„Leben? oder Theater?“ steht auf dem Rücken einer Frau, wie eingraviert. Es ist das letzte Blatt einer über 1300 Blätter umfassenden monumental gemalten Autobiographie der jungen Berliner Malerin Charlotte Salomon, Jüdin, 1938 nach Südfrankreich emigriert, 1943 von Nizza nach Ausschwitz deportiert und dort ermordet. Ihr Werk, an dem sie bis kurz vor ihrer Deportation arbeitete, hat überlebt.

Leben? oder Theater? ist formal und inhaltlich komplex und in seiner Art einzigartig: eine frühe graphic novel, eine gemalte Autobiographie (oder Autofiction), ein „Singspiel“, das sich, folgt man den integrierten Musik- und Gesanghinweisen, beim Blättern der Seiten im Kopf der Leserinnen und Leser entfaltet, eine Reminiszenz an den frühen Film, ein (Orpheus-)Mythos, ein Gesamtkunstwerk. Es mischt Medien, Genres und Stile, ist Geschichtsschreibung und zugleich Fiktion, ist unmittelbarer Ausdruck und zugleich poetologische Reflexion auf Identität, Tod, Liebe und (weibliche) Künstlerschaft.

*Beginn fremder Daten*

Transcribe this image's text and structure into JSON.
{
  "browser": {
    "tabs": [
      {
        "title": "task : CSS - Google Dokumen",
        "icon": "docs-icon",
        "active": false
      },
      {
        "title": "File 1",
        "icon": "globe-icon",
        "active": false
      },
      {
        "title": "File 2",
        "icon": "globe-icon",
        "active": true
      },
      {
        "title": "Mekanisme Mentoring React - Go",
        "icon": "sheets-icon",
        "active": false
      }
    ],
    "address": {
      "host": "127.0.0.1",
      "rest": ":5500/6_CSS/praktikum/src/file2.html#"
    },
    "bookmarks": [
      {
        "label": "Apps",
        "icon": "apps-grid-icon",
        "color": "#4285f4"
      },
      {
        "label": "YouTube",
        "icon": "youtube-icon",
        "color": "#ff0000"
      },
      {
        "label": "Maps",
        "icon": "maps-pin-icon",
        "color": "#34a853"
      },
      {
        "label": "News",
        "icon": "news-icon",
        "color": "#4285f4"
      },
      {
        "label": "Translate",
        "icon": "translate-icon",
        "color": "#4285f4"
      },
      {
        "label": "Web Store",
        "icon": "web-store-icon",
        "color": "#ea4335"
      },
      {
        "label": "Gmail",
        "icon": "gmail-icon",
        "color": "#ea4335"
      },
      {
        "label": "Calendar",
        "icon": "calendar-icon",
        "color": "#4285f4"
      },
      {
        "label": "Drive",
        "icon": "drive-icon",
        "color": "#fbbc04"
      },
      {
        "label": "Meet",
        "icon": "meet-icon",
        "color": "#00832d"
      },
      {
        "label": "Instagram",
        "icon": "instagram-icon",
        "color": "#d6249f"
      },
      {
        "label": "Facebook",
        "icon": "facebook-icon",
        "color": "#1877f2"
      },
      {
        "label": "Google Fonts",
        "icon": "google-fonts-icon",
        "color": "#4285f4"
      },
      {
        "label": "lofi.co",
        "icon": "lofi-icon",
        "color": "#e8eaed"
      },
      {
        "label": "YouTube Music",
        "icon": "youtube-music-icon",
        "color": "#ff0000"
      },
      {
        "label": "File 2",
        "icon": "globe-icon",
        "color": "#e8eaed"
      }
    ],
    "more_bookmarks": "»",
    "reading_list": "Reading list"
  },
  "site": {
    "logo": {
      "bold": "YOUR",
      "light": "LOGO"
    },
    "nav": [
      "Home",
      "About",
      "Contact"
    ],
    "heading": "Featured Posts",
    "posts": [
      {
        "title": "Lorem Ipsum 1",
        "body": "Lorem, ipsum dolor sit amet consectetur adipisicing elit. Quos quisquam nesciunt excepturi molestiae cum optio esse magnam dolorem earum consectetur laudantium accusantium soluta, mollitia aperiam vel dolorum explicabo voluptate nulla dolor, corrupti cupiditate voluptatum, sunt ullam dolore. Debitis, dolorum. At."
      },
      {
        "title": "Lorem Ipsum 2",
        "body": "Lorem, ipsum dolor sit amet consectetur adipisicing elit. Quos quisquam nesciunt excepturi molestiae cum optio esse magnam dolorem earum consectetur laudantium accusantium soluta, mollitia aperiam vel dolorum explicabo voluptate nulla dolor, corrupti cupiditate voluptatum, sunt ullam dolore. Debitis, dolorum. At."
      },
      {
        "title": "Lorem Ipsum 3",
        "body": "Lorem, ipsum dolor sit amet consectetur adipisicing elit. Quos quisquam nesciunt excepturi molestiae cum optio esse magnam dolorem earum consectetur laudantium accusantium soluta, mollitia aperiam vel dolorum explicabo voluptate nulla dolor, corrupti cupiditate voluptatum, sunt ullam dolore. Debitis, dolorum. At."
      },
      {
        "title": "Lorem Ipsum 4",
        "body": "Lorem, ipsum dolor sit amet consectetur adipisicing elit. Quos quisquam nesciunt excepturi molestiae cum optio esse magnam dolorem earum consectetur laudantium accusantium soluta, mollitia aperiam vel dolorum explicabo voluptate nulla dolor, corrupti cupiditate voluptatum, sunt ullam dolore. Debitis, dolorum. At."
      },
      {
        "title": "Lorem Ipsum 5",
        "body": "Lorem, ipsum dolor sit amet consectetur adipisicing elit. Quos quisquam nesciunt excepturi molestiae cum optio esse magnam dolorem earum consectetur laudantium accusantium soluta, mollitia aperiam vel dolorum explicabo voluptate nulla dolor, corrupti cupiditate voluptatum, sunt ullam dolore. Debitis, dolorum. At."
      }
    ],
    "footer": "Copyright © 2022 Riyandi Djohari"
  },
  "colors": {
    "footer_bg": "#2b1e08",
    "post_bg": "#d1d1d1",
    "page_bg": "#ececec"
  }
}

Als Einstieg in die Auseinandersetzung mit dem Werk werden wir uns zunächst der intermedialen Struktur zuwenden, bestimmen Aspekte der sich verwebenden Genres (graphic novel, Einbildgeschichten, Autobiographie/-fiction, Drehbuch, Singspiel, Gesamtkunstwerk) und untersuchen exemplarisch Text-Bild-Liedverhältnisse an ausgewählten Einzelblättern. Ein besonderes Augenmerk in der formalen Analyse liegt dabei auf der spezifischen seriellen und sammelnden Gestaltung des Werkes. Auf der narrativen Ebene wird es vor allem um die Gestaltung des Orpheus-Mythos gehen, in dessen variantenreichem, Rollen und Geschlechter wechselnden Umschreiben und Überschreiben sich eine weibliche Künstleridentität emanzipiert.

Die Originale von Leben? Oder Theater? werden im Jüdischen Museum Amsterdam aufbewahrt. Auf der Webseite (https://jck.nl/nl/page/judisches-kulturelles-viertel) stehen den Nutzern eine vollständige Digitalisierung aller Blätter, Skizzen und Vorstufen zur Verfügung, im Archiv ist darüber hinaus vor Ort eine Fülle an weiteren Dokumenten (Filme, Fotographien, Musikmaterial) zugänglich. Eine kleinere Auswahl an Dokumenten rund um Leben und Werk von Charlotte Salomon findet sich auch im Archiv des Jüdischen Museums Berlin. Druckausgaben von Leben? Oder Theater? können antiquarisch günstig erstanden werden.

Literatur (Auswahl): Charlotte Salomon: Leben? Oder Theater? Ein autobiografisches Singspiel in 769 Bildern, Hg. Judith Herzberg, Köln 1981 (oder eine andere vollständige Ausgabe) // Fischer-Defoy, Christine (Hg.): Charlotte Salomon. Leben oder Theater? Das Lebensbild einer jüdischen Malerin aus Berlin 1917–1943. Bilder und Spuren, Notizen, Gespräche, Dokumente Berlin 1986; Friedrich, Annegret: „Zum Künstlermythos bei Charlotte Salomon“, in: Frauen, Kunst, Wissenschaft, Sonderheft, 1997, 37-47; Koch, Gertrud: „Bilderverbot als Herkunftsmetapher. Zu Charlotte Salomons Buch ‚Leben oder Theater?‘“, in: Babylon. Beiträge zur jüdischen Gegenwart, 12, 1993, 58-74; Lowenthal Felstiner, Mary: To paint her life: Charlotte Salomon in the Nazi Era, New York 1994; Schmetterling, Astrid: Charlotte Salomon 1917-1943. Bilder eines Lebens, Frankfurt a. M. 2001; Schmidt, Sarah: „Die Masken des Orpheus oder wie man in die Unterwelt steigt, um am Leben zu bleiben. Überlegungen zu dem intermedialen Bilderwerk Leben? oder Theater? von Charlotte Salomon“, in: Kultur und Gespenster 7 (2008), 177-189; Steinberg, Michael P. / Bohm-Duchen, Monica (Hg.): Reading Charlotte Salomon, Ithaca und London 2006.